Soderstrom: No, never met him. I tried to make contact with him via the athletic department, but they had no contact info that they would provide to me. I wasn’t able to talk to him about what he knew about those times. When it came up that he was an opponent to the stadium, and this was a couple years after the book came out, I got his address and sent him a complimentary copy of the book.
My own feeling? I was a little reserved about the idea of the renovations frankly, but I could never see how you argue that Yost would be opposed to it. When you read my story it’s clear that Yost is very interested in the finances of the athletic department, and he built that stadium by selling bonds to people that could afford it, and they were all going to get 50-yard line suites. I don’t think Yost would have any problem with putting up luxury boxes once that became the idea of how you raise a lot of money.
My concern was all about how it was going to look when it was done, because I loved the symmetry and the simplicity of the bowl. But to tell you the truth, now that it’s done, my feeling is that they’ve done a beautiful job. Both inside and outside, the place is beautiful. Looking at the old pictures, the stadium almost looks naked without the new additions.
MVictors: If they weren’t able to get approval for this in the mid-1920s, given the Great Depression was looming, do you think they would have been able to do something on this scale, at least until after World War II?

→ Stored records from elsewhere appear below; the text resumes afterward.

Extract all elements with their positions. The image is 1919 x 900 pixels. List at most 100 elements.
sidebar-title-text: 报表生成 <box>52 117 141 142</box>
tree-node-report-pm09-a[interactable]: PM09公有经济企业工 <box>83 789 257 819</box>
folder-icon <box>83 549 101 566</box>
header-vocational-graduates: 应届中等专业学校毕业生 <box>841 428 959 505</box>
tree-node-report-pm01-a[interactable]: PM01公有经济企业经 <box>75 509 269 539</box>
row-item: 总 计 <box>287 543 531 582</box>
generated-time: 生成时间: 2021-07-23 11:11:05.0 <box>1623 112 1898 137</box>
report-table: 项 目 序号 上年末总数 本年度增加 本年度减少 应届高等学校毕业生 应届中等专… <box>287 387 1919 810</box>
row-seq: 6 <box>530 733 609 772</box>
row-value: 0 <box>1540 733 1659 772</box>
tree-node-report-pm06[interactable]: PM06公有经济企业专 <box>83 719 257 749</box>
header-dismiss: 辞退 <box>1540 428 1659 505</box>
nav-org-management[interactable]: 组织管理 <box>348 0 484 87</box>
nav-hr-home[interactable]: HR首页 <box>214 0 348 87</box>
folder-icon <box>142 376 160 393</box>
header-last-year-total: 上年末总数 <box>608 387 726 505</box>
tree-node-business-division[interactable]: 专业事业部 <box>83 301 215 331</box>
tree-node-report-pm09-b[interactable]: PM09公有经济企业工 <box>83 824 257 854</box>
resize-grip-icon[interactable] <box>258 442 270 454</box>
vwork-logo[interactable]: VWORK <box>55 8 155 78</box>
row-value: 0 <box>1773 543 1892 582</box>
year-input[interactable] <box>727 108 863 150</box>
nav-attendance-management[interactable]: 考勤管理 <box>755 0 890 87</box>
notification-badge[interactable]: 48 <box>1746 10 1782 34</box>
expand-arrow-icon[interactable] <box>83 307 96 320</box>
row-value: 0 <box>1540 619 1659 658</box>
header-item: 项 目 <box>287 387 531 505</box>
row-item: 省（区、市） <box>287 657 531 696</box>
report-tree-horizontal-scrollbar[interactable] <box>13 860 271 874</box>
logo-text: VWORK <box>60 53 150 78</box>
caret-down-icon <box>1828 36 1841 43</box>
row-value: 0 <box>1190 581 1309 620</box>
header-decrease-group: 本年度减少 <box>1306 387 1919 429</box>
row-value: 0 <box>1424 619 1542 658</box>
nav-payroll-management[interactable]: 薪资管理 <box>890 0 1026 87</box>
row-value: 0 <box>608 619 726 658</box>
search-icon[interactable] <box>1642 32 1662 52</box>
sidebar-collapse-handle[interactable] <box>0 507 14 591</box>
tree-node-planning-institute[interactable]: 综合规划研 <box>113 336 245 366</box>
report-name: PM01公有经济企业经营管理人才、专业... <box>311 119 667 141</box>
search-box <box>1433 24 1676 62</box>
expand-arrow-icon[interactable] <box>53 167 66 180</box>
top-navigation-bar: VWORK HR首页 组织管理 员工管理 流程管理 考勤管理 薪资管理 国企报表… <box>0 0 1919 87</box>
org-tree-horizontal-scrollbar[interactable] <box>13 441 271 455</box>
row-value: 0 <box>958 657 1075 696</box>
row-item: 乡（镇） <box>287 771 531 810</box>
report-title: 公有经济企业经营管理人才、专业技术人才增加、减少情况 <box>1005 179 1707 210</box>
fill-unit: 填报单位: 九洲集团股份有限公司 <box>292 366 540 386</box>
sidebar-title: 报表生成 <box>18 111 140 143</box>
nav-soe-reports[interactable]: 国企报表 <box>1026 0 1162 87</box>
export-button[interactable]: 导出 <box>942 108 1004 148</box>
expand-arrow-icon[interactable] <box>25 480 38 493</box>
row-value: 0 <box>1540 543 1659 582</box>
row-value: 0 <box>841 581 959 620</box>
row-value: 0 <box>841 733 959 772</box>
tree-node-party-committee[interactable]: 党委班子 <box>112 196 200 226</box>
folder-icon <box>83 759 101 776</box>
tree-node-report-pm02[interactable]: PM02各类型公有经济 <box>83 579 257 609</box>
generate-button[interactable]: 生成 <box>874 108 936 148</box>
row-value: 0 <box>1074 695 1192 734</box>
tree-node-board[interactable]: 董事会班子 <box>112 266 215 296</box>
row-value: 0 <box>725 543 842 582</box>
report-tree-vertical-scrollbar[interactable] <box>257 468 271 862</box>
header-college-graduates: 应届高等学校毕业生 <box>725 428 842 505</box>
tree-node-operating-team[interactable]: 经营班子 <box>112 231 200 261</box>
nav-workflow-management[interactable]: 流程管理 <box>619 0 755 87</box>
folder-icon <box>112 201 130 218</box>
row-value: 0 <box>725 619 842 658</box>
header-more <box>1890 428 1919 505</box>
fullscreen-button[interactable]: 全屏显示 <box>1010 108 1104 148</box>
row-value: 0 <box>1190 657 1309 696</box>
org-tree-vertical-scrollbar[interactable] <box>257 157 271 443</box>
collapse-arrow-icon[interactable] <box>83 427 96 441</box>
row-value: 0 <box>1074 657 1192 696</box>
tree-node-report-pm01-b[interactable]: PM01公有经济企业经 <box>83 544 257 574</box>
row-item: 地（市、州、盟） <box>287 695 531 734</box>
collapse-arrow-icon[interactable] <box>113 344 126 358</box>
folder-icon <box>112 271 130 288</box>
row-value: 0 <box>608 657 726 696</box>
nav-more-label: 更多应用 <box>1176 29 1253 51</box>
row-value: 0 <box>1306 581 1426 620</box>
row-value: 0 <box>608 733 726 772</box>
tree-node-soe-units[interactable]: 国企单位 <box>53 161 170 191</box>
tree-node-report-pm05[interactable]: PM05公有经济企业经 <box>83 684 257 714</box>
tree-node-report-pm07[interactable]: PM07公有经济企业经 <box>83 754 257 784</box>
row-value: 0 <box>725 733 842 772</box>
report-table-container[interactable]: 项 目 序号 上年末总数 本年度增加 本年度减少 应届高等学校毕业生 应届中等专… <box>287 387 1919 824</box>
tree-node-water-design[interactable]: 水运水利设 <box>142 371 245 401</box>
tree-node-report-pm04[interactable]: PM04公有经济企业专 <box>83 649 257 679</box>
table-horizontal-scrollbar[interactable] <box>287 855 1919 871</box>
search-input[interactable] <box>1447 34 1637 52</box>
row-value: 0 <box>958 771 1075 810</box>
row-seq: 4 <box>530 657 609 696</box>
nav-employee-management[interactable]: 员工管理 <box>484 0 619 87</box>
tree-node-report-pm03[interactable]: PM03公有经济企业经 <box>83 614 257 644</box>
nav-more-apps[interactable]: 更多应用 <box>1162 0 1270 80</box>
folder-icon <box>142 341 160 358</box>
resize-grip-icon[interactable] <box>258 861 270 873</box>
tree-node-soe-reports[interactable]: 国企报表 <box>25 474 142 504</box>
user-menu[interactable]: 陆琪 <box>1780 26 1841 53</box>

Soderstrom: I don’t think anything would have happened during the 1930s. Even when they had those great championship teams, nobody showed up. They averaged about 25,000 people in the stadium. They never would have proceeded with building a stadium. And who knows what would have happened after World War II, whether the land would have been available and of course Yost was gone. The whole idea of the Roman-Greco stadium, the symmetry, how the seating is right on top of the field—who would have been there pushing those kind of ideas? I don’t think we would have had anything like this if it hadn’t been approved in the mid-1920s.
MVictors: While Yost defeated the opposition on campus, he probably had a more significant challenge in battling all the water they found under the stadium. How close was the water to ruining the project?
Soderstrom: It was a near catastrophe. The problem was Yost was really under the gun financially and it would have been a financial catastrophe if they’d had to abandon the site. It was a real touch and go situation for a few months until they finally got it sorted out. While it worked out ok for the athletic department, the guy who did the excavation went bankrupt over that. He was a well thought-of excavator in the Detroit area—he worked on the Detroit-Windsor tunnel and several projects for the auto companies. Because of all the sand and water trouble that delayed the project so many months, he lost everything.
MVictors: One of the greatest tales of Michigan Stadium involves a crane or steam shovel being buried beneath the stadium, lost in all that water and sand during the build. But you didn’t find any evidence of this in your research?
Soderstrom: [laughs] I was unable to confirm that and I’ve heard that story since I arrive in Ann Arbor way back in 1968. I could not find anything in the current literature, either in the Ann Arbor News or the Michigan Daily or anything. I can’t imagine that wouldn’t have been recorded by somebody if in fact they had lost a whole steam shovel. The [excavator] lost everything else. I also asked his granddaughter and she said she never heard that story from her grandfather.